Does anyone else feel the desperation oozing out when they read these kinds of posts/browse linkedin? I sort of get the same frantic desperate vibe, cool if you own it though I guess
I think humans are hard-wired to distrust and dislike certain forms of self-promotion because of the risk of false signalling. In small tribes of apes everybody knows everyone so trumpeting one’s accomplishments is basically trying to change people’s perception of something without changing the actual underlying signal.
The higher status strategy almost always ends up being countersignaling, where “trying too hard” is basically the opposite of counter signaling. The problem (this is something I am actively learning in my work) is that the way society is set up right now requires you to participate in the “attention economy” and build your brand/reputation in a group far larger than an ape-sized tribe. Because you’re not established in those circles a priori you have to start with signaling instead of counter signaling.

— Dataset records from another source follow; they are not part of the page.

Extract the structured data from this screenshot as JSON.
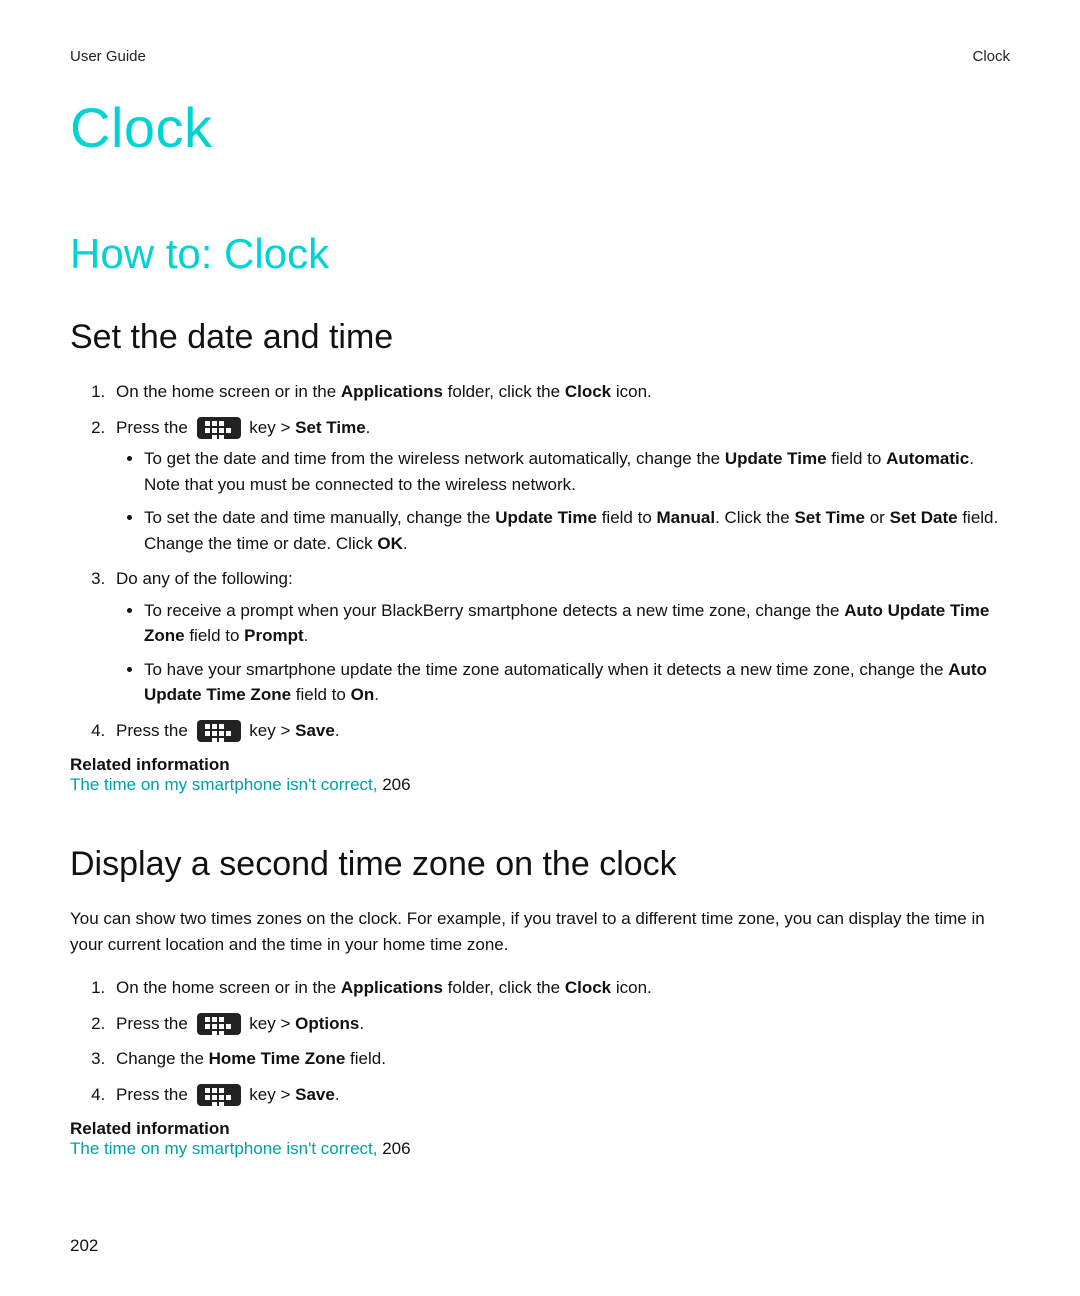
{
  "header": {
    "left": "User Guide",
    "right": "Clock"
  },
  "chapter_title": "Clock",
  "section_title": "How to: Clock",
  "s1": {
    "title": "Set the date and time",
    "step1_a": "On the home screen or in the ",
    "step1_b": "Applications",
    "step1_c": " folder, click the ",
    "step1_d": "Clock",
    "step1_e": " icon.",
    "step2_a": "Press the ",
    "step2_b": " key > ",
    "step2_c": "Set Time",
    "step2_d": ".",
    "b1_a": "To get the date and time from the wireless network automatically, change the ",
    "b1_b": "Update Time",
    "b1_c": " field to ",
    "b1_d": "Automatic",
    "b1_e": ". Note that you must be connected to the wireless network.",
    "b2_a": "To set the date and time manually, change the ",
    "b2_b": "Update Time",
    "b2_c": " field to ",
    "b2_d": "Manual",
    "b2_e": ". Click the ",
    "b2_f": "Set Time",
    "b2_g": " or ",
    "b2_h": "Set Date",
    "b2_i": " field. Change the time or date. Click ",
    "b2_j": "OK",
    "b2_k": ".",
    "step3": "Do any of the following:",
    "b3_a": "To receive a prompt when your BlackBerry smartphone detects a new time zone, change the ",
    "b3_b": "Auto Update Time Zone",
    "b3_c": " field to ",
    "b3_d": "Prompt",
    "b3_e": ".",
    "b4_a": "To have your smartphone update the time zone automatically when it detects a new time zone, change the ",
    "b4_b": "Auto Update Time Zone",
    "b4_c": " field to ",
    "b4_d": "On",
    "b4_e": ".",
    "step4_a": "Press the ",
    "step4_b": " key > ",
    "step4_c": "Save",
    "step4_d": ".",
    "related_heading": "Related information",
    "related_link": "The time on my smartphone isn't correct, ",
    "related_page": "206"
  },
  "s2": {
    "title": "Display a second time zone on the clock",
    "intro": "You can show two times zones on the clock. For example, if you travel to a different time zone, you can display the time in your current location and the time in your home time zone.",
    "step1_a": "On the home screen or in the ",
    "step1_b": "Applications",
    "step1_c": " folder, click the ",
    "step1_d": "Clock",
    "step1_e": " icon.",
    "step2_a": "Press the ",
    "step2_b": " key > ",
    "step2_c": "Options",
    "step2_d": ".",
    "step3_a": "Change the ",
    "step3_b": "Home Time Zone",
    "step3_c": " field.",
    "step4_a": "Press the ",
    "step4_b": " key > ",
    "step4_c": "Save",
    "step4_d": ".",
    "related_heading": "Related information",
    "related_link": "The time on my smartphone isn't correct, ",
    "related_page": "206"
  },
  "page_number": "202"
}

Basically, you have to have a PR team and win the hearts and minds of The Atlantic and Forbes before you can make a public spectacle of your ketamine habits. If you skip straight to that you’re just an insecure loser with a drug problem. But after everybody knows you and what you’ve done then you can establish yourself as a tortured artist, which is socially “better” than being just a regular artist.
As someone who attempted it, it was such a bad challenge. Firstly you can get close to optimal pretty easily. In first challenge it was easy to exactly solve it in optimal way using DP. Secondly that doesn't matter because the optimal solution has big deviation based on rng. And you just need to submit the challenge multiple times till you get lucky.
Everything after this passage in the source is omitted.